Пагель наклонил голову, но ротмистр сердито фыркнул.

— Я был бы вам благодарен, мы были бы вам благодарны, если бы вы разрешили нам именно эти предстоящие часы провести вместе с вами…

— Да ничего особенного… — сказал Пагель. Но, побежденный заботливой настойчивостью Штудмана, добавил: — Просто мне хотелось проделать один опыт.

Бывший обер-лейтенант улыбнулся:

— Пытаете судьбу. Да, Пагель? Бывший портупей-юнкер Пагель призывает на себя суд божий? Ах, до чего вы еще молоды, даже зависть берет.

— По-моему, особенно завидовать мне не приходится! — огрызнулся Пагель.

— Нет, конечно нет, вы совершенно правы, — поспешил заверить его Штудман. — Пока человек молод, он считает свою молодость только недостатком. Лишь позднее открываешь, что молодость — это счастье. Ну, так как же, берете нас с собой?

— А вы не помешаете мне сделать то, что я хочу?

— Нет, конечно нет. Действуйте так, словно нас нет.
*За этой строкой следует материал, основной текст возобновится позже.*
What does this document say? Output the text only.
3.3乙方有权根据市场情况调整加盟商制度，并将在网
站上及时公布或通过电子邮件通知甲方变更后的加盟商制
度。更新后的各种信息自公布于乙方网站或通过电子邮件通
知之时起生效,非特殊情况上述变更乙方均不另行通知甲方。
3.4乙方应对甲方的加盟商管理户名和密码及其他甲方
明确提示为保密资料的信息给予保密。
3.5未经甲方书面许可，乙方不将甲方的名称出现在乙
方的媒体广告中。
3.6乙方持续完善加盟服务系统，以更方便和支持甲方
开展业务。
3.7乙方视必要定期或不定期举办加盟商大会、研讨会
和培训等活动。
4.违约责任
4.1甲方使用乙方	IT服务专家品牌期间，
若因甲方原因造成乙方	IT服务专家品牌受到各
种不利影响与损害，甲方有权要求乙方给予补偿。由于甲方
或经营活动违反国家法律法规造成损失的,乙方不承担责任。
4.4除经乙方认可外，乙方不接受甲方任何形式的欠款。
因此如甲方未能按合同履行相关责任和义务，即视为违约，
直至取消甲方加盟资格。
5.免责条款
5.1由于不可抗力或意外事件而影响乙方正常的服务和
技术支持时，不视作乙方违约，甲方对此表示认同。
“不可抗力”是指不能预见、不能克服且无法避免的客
— И господин ротмистр тоже согласен?

Ротмистр фон Праквиц что-то проворчал, но и такого согласия было Пагелю достаточно.
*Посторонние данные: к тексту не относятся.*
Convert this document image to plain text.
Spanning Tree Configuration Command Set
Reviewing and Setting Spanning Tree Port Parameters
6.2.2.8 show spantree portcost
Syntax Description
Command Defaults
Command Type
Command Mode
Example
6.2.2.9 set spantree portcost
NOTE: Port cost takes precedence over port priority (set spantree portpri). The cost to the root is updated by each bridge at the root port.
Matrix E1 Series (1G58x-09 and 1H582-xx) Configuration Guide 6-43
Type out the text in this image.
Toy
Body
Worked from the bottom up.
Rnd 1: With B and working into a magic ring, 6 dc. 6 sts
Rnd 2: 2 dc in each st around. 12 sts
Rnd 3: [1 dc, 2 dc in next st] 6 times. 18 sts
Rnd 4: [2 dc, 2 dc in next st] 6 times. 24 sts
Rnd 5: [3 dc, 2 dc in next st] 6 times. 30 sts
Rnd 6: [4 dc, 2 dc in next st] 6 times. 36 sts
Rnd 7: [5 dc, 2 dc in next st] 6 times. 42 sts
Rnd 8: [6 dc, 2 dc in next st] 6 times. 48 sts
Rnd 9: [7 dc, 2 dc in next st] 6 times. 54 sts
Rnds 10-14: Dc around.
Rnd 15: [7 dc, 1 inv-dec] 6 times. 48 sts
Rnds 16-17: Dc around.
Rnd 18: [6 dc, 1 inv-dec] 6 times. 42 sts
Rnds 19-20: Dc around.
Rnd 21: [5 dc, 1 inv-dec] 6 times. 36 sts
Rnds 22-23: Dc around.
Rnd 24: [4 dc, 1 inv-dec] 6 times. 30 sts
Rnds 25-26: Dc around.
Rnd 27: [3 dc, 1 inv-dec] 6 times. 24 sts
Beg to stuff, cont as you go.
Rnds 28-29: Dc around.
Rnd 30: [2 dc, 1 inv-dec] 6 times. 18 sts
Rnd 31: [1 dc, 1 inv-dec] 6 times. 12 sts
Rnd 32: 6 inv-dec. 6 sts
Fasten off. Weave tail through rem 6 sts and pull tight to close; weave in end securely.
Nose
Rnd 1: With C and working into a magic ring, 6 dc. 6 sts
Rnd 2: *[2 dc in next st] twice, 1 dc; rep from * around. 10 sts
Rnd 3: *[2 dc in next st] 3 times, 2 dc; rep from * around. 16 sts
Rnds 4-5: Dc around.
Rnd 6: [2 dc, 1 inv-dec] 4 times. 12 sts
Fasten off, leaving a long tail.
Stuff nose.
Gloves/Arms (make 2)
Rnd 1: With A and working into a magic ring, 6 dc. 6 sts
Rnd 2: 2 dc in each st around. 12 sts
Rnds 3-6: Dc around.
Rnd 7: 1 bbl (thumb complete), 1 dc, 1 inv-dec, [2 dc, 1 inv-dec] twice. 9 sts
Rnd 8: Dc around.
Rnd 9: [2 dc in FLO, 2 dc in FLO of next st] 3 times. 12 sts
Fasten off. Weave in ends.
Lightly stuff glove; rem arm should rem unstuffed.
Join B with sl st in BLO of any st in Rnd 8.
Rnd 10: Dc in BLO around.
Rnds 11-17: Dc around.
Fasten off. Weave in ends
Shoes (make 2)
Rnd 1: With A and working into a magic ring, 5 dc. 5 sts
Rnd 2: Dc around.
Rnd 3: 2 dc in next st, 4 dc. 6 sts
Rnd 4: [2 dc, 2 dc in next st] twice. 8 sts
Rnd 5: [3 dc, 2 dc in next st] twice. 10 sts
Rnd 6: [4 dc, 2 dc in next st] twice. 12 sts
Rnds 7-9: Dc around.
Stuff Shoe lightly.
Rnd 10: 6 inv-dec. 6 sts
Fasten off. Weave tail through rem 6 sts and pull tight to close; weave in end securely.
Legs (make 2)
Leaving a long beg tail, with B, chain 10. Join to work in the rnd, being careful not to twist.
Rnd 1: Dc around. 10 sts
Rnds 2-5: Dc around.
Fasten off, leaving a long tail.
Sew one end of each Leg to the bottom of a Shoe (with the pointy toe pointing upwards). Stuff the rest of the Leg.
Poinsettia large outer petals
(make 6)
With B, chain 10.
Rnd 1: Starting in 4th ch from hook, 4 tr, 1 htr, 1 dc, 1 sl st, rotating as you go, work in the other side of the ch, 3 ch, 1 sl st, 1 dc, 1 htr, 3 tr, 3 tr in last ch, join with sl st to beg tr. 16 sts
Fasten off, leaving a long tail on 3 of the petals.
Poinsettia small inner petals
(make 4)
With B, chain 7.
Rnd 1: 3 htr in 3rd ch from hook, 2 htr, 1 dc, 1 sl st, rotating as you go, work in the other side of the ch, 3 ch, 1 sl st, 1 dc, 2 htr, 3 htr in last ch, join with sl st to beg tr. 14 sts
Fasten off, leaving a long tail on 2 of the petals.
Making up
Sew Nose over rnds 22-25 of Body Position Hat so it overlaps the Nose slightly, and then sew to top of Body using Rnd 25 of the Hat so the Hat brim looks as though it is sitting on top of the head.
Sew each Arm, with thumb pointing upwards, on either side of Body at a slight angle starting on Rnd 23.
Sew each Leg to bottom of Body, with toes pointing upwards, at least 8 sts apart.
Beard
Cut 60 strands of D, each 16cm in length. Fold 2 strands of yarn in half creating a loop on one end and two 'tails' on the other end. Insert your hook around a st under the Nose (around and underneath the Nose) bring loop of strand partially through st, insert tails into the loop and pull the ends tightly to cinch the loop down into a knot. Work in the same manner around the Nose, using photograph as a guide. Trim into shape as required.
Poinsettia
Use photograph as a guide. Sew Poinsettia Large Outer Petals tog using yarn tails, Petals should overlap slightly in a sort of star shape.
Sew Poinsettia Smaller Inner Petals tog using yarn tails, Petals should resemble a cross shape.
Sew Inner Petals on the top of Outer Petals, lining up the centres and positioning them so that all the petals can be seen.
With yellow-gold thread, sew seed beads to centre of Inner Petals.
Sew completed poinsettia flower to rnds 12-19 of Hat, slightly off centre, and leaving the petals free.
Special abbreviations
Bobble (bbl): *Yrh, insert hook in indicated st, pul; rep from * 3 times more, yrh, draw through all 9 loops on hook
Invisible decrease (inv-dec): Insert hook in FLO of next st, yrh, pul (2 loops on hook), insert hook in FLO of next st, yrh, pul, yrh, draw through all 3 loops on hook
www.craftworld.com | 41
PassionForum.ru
— Ну что ж, не возражаю, едемте! — Он несколько оживился. — Может, вам даже будет интересно. Это… Ну, да сами увидите. Едем…

И они отправились все вместе.

ГЛАВА СЕДЬМАЯ

ДУШНАЯ ЛУННАЯ НОЧЬ

1. АМАНДА И ФРАУ ГАРТИГ ПОНЯЛИ ДРУГ ДРУГА

Порывисто дыша, стояла Аманда Бакс в кустах. Тайный советник гнусавил сдавленным старческим голосом на самых высоких нотах:

— Что это, господин Мейер, какой у вас нынче голос? Вы верещите точно баба!
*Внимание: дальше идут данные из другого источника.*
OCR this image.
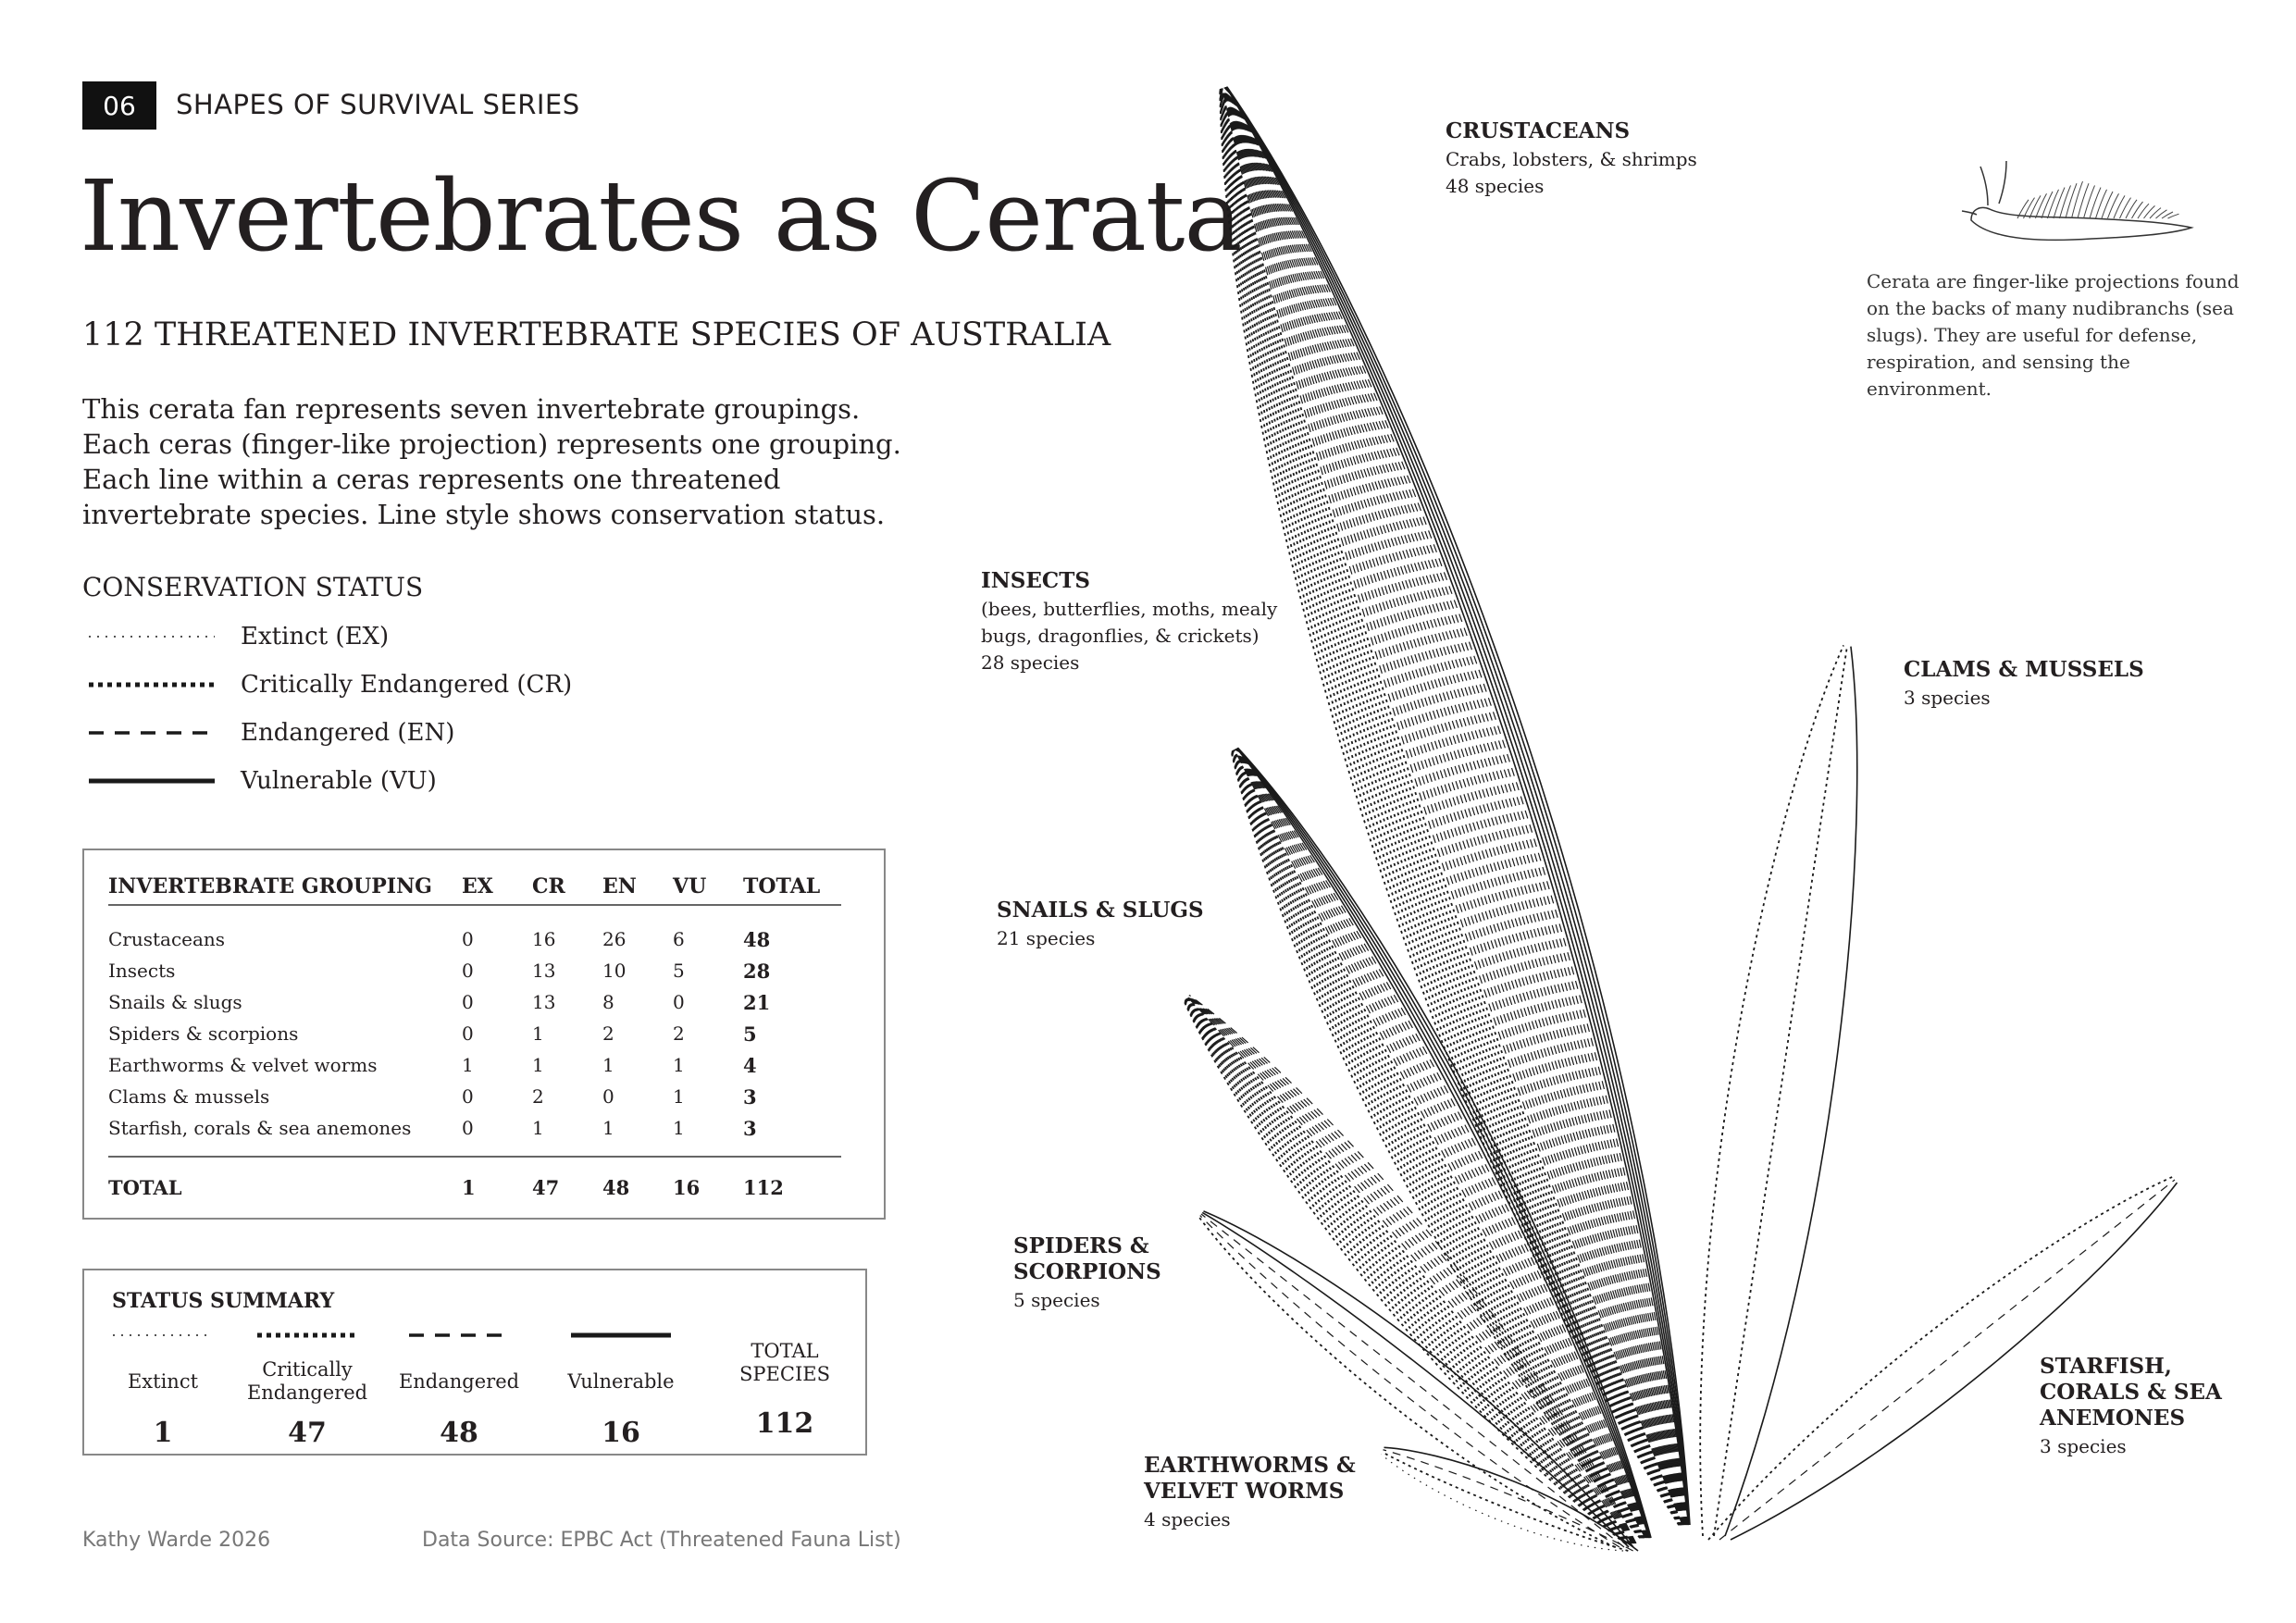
06 SHAPES OF SURVIVAL SERIES
Invertebrates as Cerata
112 THREATENED INVERTEBRATE SPECIES OF AUSTRALIA
This cerata fan represents seven invertebrate groupings. Each ceras (finger-like projection) represents one grouping. Each line within a ceras represents one threatened invertebrate species. Line style shows conservation status.
CONSERVATION STATUS
Extinct (EX)
Critically Endangered (CR)
Endangered (EN)
Vulnerable (VU)
INVERTEBRATE GROUPING EX CR EN VU TOTAL
Crustaceans	0	16	26	6	48
Insects	0	13	10	5	28
Snails & slugs	0	13	8	0	21
Spiders & scorpions	0	1	2	2	5
Earthworms & velvet worms	1	1	1	1	4
Clams & mussels	0	2	0	1	3
Starfish, corals & sea anemones	0	1	1	1	3
TOTAL	1	47 48 16 112
STATUS SUMMARY
Extinct
1
Critically Endangered
47
Endangered
48
Vulnerable
16
TOTAL SPECIES
112
Kathy Warde 2026	Data Source: EPBC Act (Threatened Fauna List)
Cerata are finger-like projections found on the backs of many nudibranchs (sea slugs). They are useful for defense, respiration, and sensing the environment.
CRUSTACEANS
Crabs, lobsters, & shrimps
48 species
INSECTS
(bees, butterflies, moths, mealy
bugs, dragonflies, & crickets)
28 species	CLAMS & MUSSELS
3 species
SNAILS & SLUGS
21 species
SPIDERS &
SCORPIONS
5 species
STARFISH,
CORALS & SEA
ANEMONES
3 species
EARTHWORMS &
VELVET WORMS
4 species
Голова Мейера-губана высунулась из окна.

— Это просто оттого, господин тайный советник, — пояснил он, — что я со сна. Во сне я всегда верещу!

— Мне-то все равно, — сказал старец. — Главное, чтобы ваша жена потом поверила, что верещали вы, а не кто другой. У меня тут письмо, господин Мейер.

— Так точно, господин тайный советник, все будет исполнено в наилучшем виде.

— А вы не спешите, молодой человек! Успеете еще, над вами не каплет. Письмо отдадите моему зятю!

— Так точно, господин тайный советник. Завтра же утром, как только он со станции приедет.

— Ну нет, это не годится. Вы отдадите при жене, а письмо-то деловое, понятно, господин Мейер?

— Так точно, господин тайный советник. Тогда я передам его…

— Да подождите же, юноша! Это ничего, что кровать скрипит! Кровать, верно, скрипит просто от скуки! А?